I want to zero all YMM registers like this.=:
#include <immintrin.h>
void fn(float *out) {
register __m256 r0;
_mm256_zeroall();
_mm256_storeu_ps(out, r0);
}
But gcc/clang gives me a warning:
warning: 'r0' is used uninitialized [-Wuninitialized]
It's okay to use _mm256_setzero_ps() but both the code and generated assembly is ugly.
If I have 12 defined register varaibles, the gcc is likely to generate 12 vmovaps and the clang is likely to generate 12 vxorps instruction. In the worst case, the gcc would generate memset function call and many vmovaps.
I just want a single vzeroall instruction.
Is there any way to let compiler know that _mm256_zeroall() will zeros all register without handwriting asm?

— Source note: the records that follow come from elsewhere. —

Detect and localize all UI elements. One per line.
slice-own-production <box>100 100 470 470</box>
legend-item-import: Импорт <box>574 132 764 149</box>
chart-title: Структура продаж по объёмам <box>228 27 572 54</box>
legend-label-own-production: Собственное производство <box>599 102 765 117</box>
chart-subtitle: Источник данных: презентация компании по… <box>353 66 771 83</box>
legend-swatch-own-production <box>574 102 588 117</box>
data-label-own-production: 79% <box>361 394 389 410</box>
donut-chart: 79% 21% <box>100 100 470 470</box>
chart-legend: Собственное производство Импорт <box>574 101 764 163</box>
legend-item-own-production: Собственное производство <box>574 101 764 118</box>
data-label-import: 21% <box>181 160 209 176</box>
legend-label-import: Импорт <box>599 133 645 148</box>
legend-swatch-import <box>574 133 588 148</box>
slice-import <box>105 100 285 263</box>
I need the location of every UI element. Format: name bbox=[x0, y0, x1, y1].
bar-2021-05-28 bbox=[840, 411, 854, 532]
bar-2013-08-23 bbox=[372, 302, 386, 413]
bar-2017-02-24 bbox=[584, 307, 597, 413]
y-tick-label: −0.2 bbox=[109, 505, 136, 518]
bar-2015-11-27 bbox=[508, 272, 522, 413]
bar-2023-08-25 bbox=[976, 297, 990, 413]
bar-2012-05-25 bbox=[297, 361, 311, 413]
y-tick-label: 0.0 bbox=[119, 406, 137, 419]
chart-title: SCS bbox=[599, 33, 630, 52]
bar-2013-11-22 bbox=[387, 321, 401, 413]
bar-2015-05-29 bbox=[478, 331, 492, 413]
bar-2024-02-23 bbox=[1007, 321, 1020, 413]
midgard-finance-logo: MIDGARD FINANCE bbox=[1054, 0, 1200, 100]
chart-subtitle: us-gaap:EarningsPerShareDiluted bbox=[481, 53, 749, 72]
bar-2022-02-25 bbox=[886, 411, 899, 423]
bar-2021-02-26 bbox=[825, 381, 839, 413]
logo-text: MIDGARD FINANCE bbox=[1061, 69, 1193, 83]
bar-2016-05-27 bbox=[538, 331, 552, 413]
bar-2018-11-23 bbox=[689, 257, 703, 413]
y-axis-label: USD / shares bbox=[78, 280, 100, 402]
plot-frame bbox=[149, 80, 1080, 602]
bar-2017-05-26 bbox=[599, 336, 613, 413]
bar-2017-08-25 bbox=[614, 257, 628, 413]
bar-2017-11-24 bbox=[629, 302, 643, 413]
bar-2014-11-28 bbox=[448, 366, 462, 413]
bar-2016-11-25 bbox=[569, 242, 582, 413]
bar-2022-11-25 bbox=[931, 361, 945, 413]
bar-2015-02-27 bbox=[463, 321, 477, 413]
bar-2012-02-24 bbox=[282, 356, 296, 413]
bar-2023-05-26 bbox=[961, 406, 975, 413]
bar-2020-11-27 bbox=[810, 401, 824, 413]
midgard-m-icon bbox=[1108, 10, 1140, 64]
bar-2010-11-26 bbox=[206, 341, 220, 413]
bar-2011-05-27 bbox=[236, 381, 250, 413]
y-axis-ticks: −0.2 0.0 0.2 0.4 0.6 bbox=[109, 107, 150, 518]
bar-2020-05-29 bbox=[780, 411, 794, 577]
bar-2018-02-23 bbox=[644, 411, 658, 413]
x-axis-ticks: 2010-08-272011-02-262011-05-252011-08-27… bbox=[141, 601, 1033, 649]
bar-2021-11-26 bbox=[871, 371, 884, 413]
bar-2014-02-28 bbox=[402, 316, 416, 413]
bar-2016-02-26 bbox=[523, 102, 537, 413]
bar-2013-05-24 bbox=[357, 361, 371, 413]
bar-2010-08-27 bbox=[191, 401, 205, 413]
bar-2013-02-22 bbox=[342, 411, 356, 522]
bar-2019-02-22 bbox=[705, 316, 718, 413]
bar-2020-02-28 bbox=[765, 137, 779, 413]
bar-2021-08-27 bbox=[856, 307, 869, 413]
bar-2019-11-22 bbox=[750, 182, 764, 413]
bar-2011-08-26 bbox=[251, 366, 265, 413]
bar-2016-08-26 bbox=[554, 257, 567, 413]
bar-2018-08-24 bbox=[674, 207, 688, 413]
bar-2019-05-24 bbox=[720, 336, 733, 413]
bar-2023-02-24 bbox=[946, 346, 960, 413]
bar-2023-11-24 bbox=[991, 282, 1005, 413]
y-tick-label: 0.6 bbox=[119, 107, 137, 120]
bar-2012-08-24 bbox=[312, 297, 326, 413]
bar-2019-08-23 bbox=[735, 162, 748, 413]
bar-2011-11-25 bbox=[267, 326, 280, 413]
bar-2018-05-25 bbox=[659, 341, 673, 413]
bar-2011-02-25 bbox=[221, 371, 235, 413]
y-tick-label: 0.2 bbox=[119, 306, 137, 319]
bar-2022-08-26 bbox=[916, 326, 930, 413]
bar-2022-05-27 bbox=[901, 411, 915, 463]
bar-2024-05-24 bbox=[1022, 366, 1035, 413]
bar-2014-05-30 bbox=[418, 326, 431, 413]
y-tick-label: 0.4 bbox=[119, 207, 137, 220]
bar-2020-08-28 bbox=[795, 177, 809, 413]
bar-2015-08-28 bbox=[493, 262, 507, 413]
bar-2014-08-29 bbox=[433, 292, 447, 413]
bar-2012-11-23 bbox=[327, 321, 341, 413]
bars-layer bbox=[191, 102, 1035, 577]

Edit 1: In fact I'm writing a matrix product program, which need to clear many registers at the beginning. To simplify the question, I use the most simple code for question.
I've confirmed vzeroall is not slow compare to many vmovaps/vxorps on Zen 3, and vzeroall has smaller code size, which is more cache friendly.
Remove register qualifier doesn't work on GCC/Clang. It generates the same assembly as the previous one.
I've found that I can specify the register name on GCC to elimiate the warning, like this:
register __m256 r0 asm("ymm0");
But clang doen't obey the define and still generate the same warning.